Петя посидел несколько времени в избе, радостно вспоминая подробности своей поездки и живо представляя себе то, что будет завтра. Потом, заметив, что Денисов заснул, он встал и пошел на двор.
На дворе еще было совсем темно. Дождик прошел, но капли еще падали с деревьев. Вблизи от караулки виднелись черные фигуры казачьих шалашей и связанных вместе лошадей. За избушкой чернелись две фуры, у которых стояли лошади, и в овраге краснелся догоравший огонь. Казаки и гусары не все спали: кое где слышались, вместе с звуком падающих капель и близкого звука жевания лошадей, негромкие, как бы шепчущиеся голоса.
Петя вышел из сеней, огляделся в темноте и подошел к фурам. Под фурами храпел кто то, и вокруг них стояли, жуя овес, оседланные лошади. В темноте Петя узнал свою лошадь, которую он называл Карабахом, хотя она была малороссийская лошадь, и подошел к ней.
– Ну, Карабах, завтра послужим, – сказал он, нюхая ее ноздри и целуя ее.
– Что, барин, не спите? – сказал казак, сидевший под фурой.

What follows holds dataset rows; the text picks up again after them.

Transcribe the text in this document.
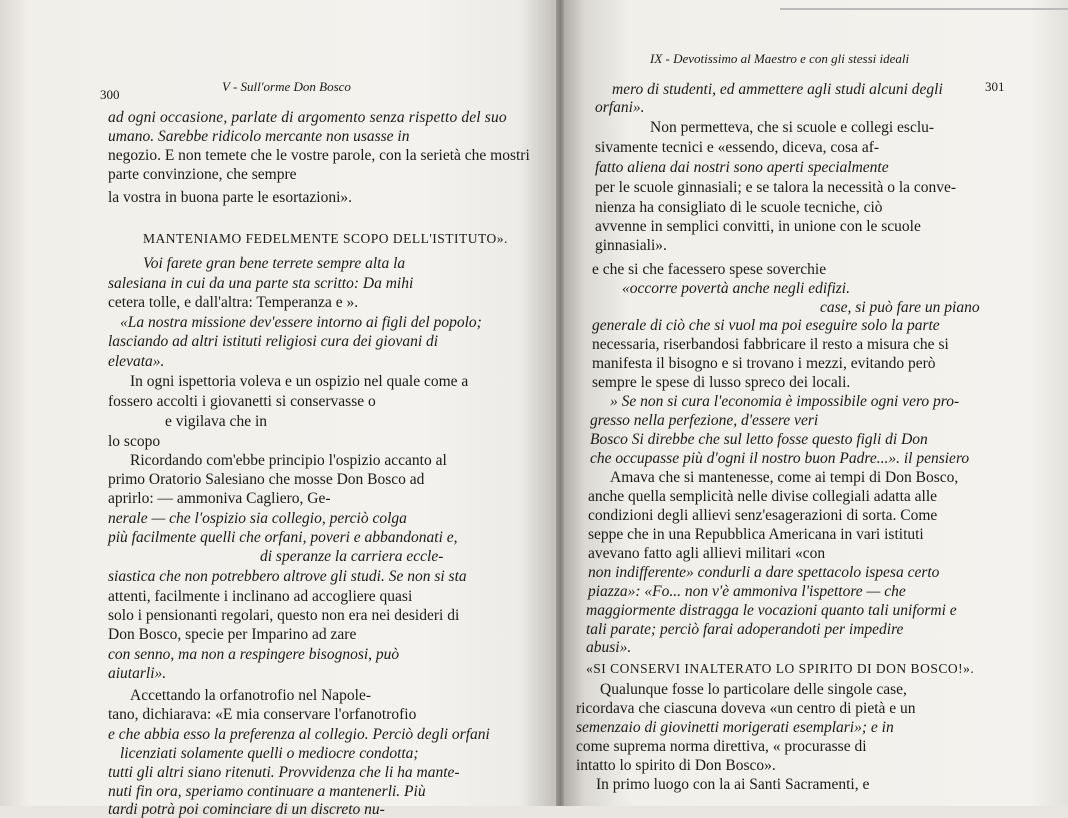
300
V - Sull'orme Don Bosco
ad ogni occasione, parlate di argomento senza rispetto del suo
umano. Sarebbe ridicolo mercante non usasse in
negozio. E non temete che le vostre parole, con la serietà che mostri
parte convinzione, che sempre
la vostra in buona parte le esortazioni».
MANTENIAMO FEDELMENTE SCOPO DELL'ISTITUTO».
Voi farete gran bene terrete sempre alta la
salesiana in cui da una parte sta scritto: Da mihi
cetera tolle, e dall'altra: Temperanza e ».
«La nostra missione dev'essere intorno ai figli del popolo;
lasciando ad altri istituti religiosi cura dei giovani di
elevata».
In ogni ispettoria voleva e un ospizio nel quale come a
fossero accolti i giovanetti si conservasse o
e vigilava che in
lo scopo
Ricordando com'ebbe principio l'ospizio accanto al
primo Oratorio Salesiano che mosse Don Bosco ad
aprirlo: — ammoniva Cagliero, Ge-
nerale — che l'ospizio sia collegio, perciò colga
più facilmente quelli che orfani, poveri e abbandonati e,
di speranze la carriera eccle-
siastica che non potrebbero altrove gli studi. Se non si sta
attenti, facilmente i inclinano ad accogliere quasi
solo i pensionanti regolari, questo non era nei desideri di
Don Bosco, specie per Imparino ad zare
con senno, ma non a respingere bisognosi, può
aiutarli».
Accettando la orfanotrofio nel Napole-
tano, dichiarava: «E mia conservare l'orfanotrofio
e che abbia esso la preferenza al collegio. Perciò degli orfani
licenziati solamente quelli o mediocre condotta;
tutti gli altri siano ritenuti. Provvidenza che li ha mante-
nuti fin ora, speriamo continuare a mantenerli. Più
tardi potrà poi cominciare di un discreto nu-
IX - Devotissimo al Maestro e con gli stessi ideali
301
mero di studenti, ed ammettere agli studi alcuni degli
orfani».
Non permetteva, che si scuole e collegi esclu-
sivamente tecnici e «essendo, diceva, cosa af-
fatto aliena dai nostri sono aperti specialmente
per le scuole ginnasiali; e se talora la necessità o la conve-
nienza ha consigliato di le scuole tecniche, ciò
avvenne in semplici convitti, in unione con le scuole
ginnasiali».
e che si che facessero spese soverchie
«occorre povertà anche negli edifizi.
case, si può fare un piano
generale di ciò che si vuol ma poi eseguire solo la parte
necessaria, riserbandosi fabbricare il resto a misura che si
manifesta il bisogno e si trovano i mezzi, evitando però
sempre le spese di lusso spreco dei locali.
» Se non si cura l'economia è impossibile ogni vero pro-
gresso nella perfezione, d'essere veri
Bosco Si direbbe che sul letto fosse questo figli di Don
che occupasse più d'ogni il nostro buon Padre...». il pensiero
Amava che si mantenesse, come ai tempi di Don Bosco,
anche quella semplicità nelle divise collegiali adatta alle
condizioni degli allievi senz'esagerazioni di sorta. Come
seppe che in una Repubblica Americana in vari istituti
avevano fatto agli allievi militari «con
non indifferente» condurli a dare spettacolo ispesa certo
piazza»: «Fo... non v'è ammoniva l'ispettore — che
maggiormente distragga le vocazioni quanto tali uniformi e
tali parate; perciò farai adoperandoti per impedire
abusi».
«SI CONSERVI INALTERATO LO SPIRITO DI DON BOSCO!».
Qualunque fosse lo particolare delle singole case,
ricordava che ciascuna doveva «un centro di pietà e un
semenzaio di giovinetti morigerati esemplari»; e in
come suprema norma direttiva, « procurasse di
intatto lo spirito di Don Bosco».
In primo luogo con la ai Santi Sacramenti, e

– Нет; а… Лихачев, кажется, тебя звать? Ведь я сейчас только приехал. Мы ездили к французам. – И Петя подробно рассказал казаку не только свою поездку, но и то, почему он ездил и почему он считает, что лучше рисковать своей жизнью, чем делать наобум Лазаря.
– Что же, соснули бы, – сказал казак.
– Нет, я привык, – отвечал Петя. – А что, у вас кремни в пистолетах не обились? Я привез с собою. Не нужно ли? Ты возьми.

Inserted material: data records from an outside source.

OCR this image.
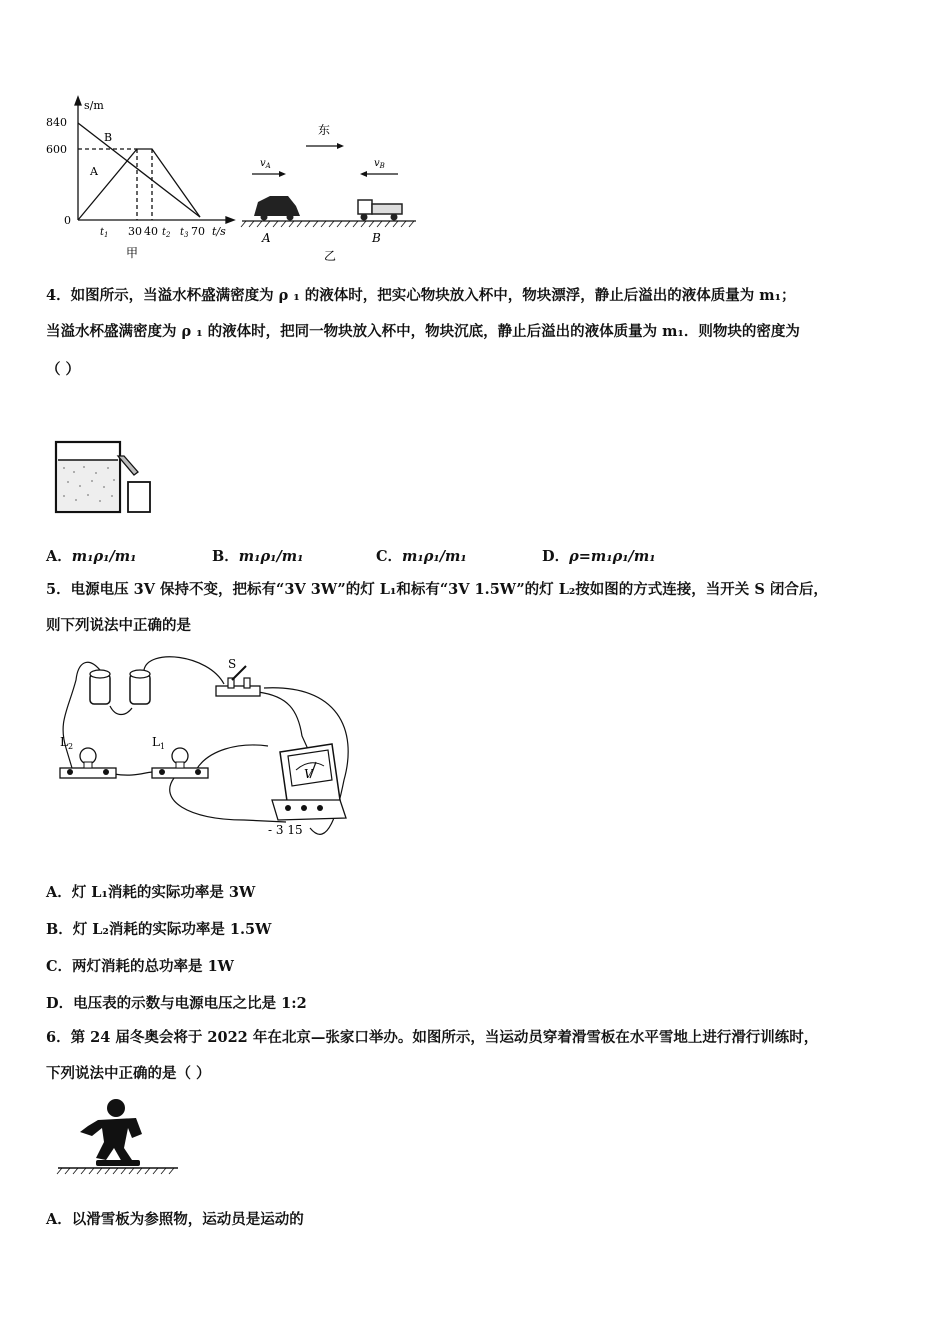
s/m
840
600
0
B
A
$t_1$ 30 40 $t_2$ $t_3$ 70 t/s
甲
东
$v_A$	$v_B$
A	B
乙
4．如图所示，当溢水杯盛满密度为 ρ ₁ 的液体时，把实心物块放入杯中，物块漂浮，静止后溢出的液体质量为 m₁；
当溢水杯盛满密度为 ρ ₁ 的液体时，把同一物块放入杯中，物块沉底，静止后溢出的液体质量为 m₁．则物块的密度为
（ ）
A．m₁ρ₁/m₁	B．m₁ρ₁/m₁	C．m₁ρ₁/m₁	D．ρ=m₁ρ₁/m₁
5．电源电压 3V 保持不变，把标有“3V 3W”的灯 L₁和标有“3V 1.5W”的灯 L₂按如图的方式连接，当开关 S 闭合后，
则下列说法中正确的是
S
$L_2$	$L_1$
V
- 3 15
A．灯 L₁消耗的实际功率是 3W
B．灯 L₂消耗的实际功率是 1.5W
C．两灯消耗的总功率是 1W
D．电压表的示数与电源电压之比是 1:2
6．第 24 届冬奥会将于 2022 年在北京—张家口举办。如图所示，当运动员穿着滑雪板在水平雪地上进行滑行训练时，
下列说法中正确的是（ ）
A．以滑雪板为参照物，运动员是运动的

Казак высунулся из под фуры, чтобы поближе рассмотреть Петю.
– Оттого, что я привык все делать аккуратно, – сказал Петя. – Иные так, кое как, не приготовятся, потом и жалеют. Я так не люблю.
– Это точно, – сказал казак.
– Да еще вот что, пожалуйста, голубчик, наточи мне саблю; затупи… (но Петя боялся солгать) она никогда отточена не была. Можно это сделать?
– Отчего ж, можно.
Лихачев встал, порылся в вьюках, и Петя скоро услыхал воинственный звук стали о брусок. Он влез на фуру и сел на край ее. Казак под фурой точил саблю.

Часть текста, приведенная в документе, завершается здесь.